His praise for Obama was unequivocal and his attacks on Republicans were strong.
"Folks, tonight, I want to tell you about Barack Obama, the Barack Obama I've come to know. I want to show you the character of a leader – who had what it took, when the American people stood at the brink of a new Depression; a leader who has what it takes to lead us over the next four years, to a future as great as our people.
"I want to take you inside the White House to see the President, as I see him every day. Because I don't see him in sound bites. I walk down the hall, 30 steps to the Oval Office, and I see him in action," he said.
Biden credited Obama with helping keep the economy from collapsing, restoring the auto industry in America, ending the war in Iraq, and putting the U.S. on a path out of Afghanistan with honor.
He also gave Obama credit for the help offered in the effort to oust Moammar Gadhafi from his perch in Libya. Gadhafi, Biden said, is dead without an American life lost.
"Day after day, night after night, I sat beside him, as he made one gutsy decision after another – to stop the slide and reverse it," he said about the economy.
"Four years ago, when my mom was still with us, sitting in the stadium in Denver, I quoted one of her favorite expressions. She used to say, 'Joey, bravery resides in every heart, and the time will come, when it must be summoned.' Ladies and gentlemen, I'm here to tell you, bravery resides in the heart of Barack Obama. And time and time again, I witnessed him summon it."
"Gov. Romney believes that kids – the kids we call DREAMers, those immigrant children who were brought to America at a very young age through no fault of their own – he thinks they're a drag on America.
"President Obama believes that even though these DREAMERs – these kids – didn't choose to come to America, they've chosen to do right by America and we should do right by them."
On the fair pay issue that the Democrats have made a big part of their convention, he said, "Gov.

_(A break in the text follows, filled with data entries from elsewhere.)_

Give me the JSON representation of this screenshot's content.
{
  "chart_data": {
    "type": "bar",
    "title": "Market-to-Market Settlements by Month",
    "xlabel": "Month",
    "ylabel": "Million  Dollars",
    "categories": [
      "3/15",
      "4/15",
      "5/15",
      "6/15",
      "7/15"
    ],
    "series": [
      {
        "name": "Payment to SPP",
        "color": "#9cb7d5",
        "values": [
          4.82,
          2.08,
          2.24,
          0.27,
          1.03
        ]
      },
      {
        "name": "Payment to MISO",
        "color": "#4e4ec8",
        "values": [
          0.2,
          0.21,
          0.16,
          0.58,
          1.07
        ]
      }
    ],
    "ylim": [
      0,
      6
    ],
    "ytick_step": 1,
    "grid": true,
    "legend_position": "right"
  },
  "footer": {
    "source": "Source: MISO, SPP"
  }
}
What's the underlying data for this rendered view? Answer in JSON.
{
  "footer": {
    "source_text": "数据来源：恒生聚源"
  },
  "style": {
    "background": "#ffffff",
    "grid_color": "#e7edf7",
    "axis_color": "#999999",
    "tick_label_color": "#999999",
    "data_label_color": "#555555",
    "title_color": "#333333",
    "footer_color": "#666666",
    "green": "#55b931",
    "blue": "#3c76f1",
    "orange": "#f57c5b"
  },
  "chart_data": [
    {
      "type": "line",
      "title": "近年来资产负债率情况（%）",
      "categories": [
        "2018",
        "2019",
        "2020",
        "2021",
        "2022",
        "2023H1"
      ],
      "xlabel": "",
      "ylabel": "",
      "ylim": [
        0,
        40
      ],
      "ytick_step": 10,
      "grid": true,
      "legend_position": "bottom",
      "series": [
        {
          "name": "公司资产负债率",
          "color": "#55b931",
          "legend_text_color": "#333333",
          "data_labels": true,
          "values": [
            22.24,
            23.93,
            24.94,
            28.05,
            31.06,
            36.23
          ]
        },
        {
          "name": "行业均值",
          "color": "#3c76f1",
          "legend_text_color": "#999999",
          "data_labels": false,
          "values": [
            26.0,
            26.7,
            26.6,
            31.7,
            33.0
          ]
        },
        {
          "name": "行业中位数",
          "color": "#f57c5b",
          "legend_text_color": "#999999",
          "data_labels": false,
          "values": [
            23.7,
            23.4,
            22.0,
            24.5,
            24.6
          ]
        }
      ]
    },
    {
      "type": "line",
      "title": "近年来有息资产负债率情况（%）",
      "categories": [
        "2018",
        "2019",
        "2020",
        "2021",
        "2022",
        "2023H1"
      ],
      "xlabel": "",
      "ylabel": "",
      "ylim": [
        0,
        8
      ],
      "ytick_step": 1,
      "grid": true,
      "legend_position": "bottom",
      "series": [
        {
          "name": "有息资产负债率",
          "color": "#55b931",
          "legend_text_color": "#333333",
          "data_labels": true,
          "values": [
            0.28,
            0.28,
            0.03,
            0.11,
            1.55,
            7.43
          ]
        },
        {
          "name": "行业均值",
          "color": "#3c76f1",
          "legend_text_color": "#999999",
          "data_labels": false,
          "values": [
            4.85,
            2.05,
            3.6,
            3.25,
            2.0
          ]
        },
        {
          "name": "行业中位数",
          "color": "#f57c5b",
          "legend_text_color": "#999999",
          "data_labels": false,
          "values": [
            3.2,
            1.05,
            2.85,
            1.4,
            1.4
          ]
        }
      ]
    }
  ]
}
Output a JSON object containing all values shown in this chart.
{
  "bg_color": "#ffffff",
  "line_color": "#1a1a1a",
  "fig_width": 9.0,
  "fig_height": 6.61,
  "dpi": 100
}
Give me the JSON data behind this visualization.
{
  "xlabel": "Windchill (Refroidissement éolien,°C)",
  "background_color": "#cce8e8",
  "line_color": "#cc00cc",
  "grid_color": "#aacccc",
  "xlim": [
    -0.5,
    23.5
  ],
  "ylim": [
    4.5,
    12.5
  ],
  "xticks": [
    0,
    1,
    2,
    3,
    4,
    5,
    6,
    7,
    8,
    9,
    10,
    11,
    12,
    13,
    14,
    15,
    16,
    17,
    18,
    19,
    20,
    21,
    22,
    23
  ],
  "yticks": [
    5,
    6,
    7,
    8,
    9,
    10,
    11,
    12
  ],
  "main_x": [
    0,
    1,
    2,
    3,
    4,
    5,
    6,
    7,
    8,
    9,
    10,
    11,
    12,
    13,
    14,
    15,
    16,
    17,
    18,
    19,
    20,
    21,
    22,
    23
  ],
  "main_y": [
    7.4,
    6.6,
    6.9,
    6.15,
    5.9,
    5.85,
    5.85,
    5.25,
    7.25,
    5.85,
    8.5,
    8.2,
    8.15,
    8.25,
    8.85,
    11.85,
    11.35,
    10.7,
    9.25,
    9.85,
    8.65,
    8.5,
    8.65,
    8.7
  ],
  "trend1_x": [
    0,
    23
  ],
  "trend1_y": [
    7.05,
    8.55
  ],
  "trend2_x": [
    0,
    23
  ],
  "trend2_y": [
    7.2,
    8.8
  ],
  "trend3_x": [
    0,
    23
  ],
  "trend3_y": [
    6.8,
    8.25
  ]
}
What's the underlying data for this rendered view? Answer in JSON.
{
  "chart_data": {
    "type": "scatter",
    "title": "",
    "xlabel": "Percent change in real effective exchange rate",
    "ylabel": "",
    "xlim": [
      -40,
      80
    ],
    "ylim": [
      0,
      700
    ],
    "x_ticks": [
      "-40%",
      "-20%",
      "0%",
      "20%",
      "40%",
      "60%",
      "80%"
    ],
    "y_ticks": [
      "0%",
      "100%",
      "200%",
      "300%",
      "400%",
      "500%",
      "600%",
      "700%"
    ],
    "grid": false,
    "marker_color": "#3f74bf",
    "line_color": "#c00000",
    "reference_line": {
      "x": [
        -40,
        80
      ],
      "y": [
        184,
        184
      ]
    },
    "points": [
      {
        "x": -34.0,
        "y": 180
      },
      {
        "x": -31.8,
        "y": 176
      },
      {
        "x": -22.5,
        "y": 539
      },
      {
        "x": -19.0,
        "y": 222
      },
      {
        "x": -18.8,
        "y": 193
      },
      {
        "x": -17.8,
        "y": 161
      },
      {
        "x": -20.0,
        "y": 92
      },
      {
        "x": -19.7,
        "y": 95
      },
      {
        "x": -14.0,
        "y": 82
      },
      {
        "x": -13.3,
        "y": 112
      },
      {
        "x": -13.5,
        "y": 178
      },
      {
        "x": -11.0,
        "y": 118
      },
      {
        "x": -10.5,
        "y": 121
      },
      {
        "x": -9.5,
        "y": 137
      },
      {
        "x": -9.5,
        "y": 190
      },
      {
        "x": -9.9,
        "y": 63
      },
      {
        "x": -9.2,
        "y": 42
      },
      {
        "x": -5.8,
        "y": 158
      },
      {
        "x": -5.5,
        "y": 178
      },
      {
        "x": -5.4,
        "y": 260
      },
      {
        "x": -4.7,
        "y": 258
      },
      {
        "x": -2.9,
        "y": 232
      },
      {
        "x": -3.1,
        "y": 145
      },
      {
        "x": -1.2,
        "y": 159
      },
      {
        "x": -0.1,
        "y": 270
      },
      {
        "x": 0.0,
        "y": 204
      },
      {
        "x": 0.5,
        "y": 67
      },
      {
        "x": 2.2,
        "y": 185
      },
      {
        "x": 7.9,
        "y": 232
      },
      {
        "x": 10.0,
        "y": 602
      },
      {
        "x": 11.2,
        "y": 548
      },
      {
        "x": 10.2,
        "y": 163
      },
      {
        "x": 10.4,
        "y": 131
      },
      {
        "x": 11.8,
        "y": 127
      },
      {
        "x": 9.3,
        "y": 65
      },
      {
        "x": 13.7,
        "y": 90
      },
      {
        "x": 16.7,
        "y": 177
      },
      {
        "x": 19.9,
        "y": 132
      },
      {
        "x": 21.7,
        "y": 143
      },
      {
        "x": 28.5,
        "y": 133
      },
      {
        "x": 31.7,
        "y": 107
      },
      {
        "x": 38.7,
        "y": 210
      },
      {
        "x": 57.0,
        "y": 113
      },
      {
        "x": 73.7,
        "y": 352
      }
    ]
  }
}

Romney looks at the notion of equal pay for equal work in terms of a company's bottom line. President Obama knows that making sure our daughters are paid the same as our sons for the same job must be every father's bottom line."
Biden also said he supported keeping America "pro-choice," an opinion which stands in stark opposition to our Catholic faith. Catholics believe that all life is sacred, from conception to natural death, and that we all must work to end abortion.
Biden also made a slight reference in support of a new party plank for Democrats – same-sex "marriage – which is in opposition to Church teaching.
Joining a list of Catholic officials who spoke at the convention or had responsibilities, the DNC also heard from:
• U.S. Sen. John Kerry, 2004 presidential candidate, who gave a speech heavy on foreign policy. Sometimes considered stiff, he did deliver a line that got a lot of applause: "Ask Osama bin Laden if he's better off now than he was four years ago."
• Los Angeles Mayor Antonio Villaraigosa, chair of the convention, thanked Charlotte for hosting the event.
• U.S. House Minority Leader Nancy Pelosi, a San Francisco congresswoman, got a third opportunity to speak at the convention Thursday night. She delivered the California delegation's vote in the roll call.
• Cardinal Timothy Dolan, head of the U.S. Conference of Catholic Bishops, delivered the closing prayer.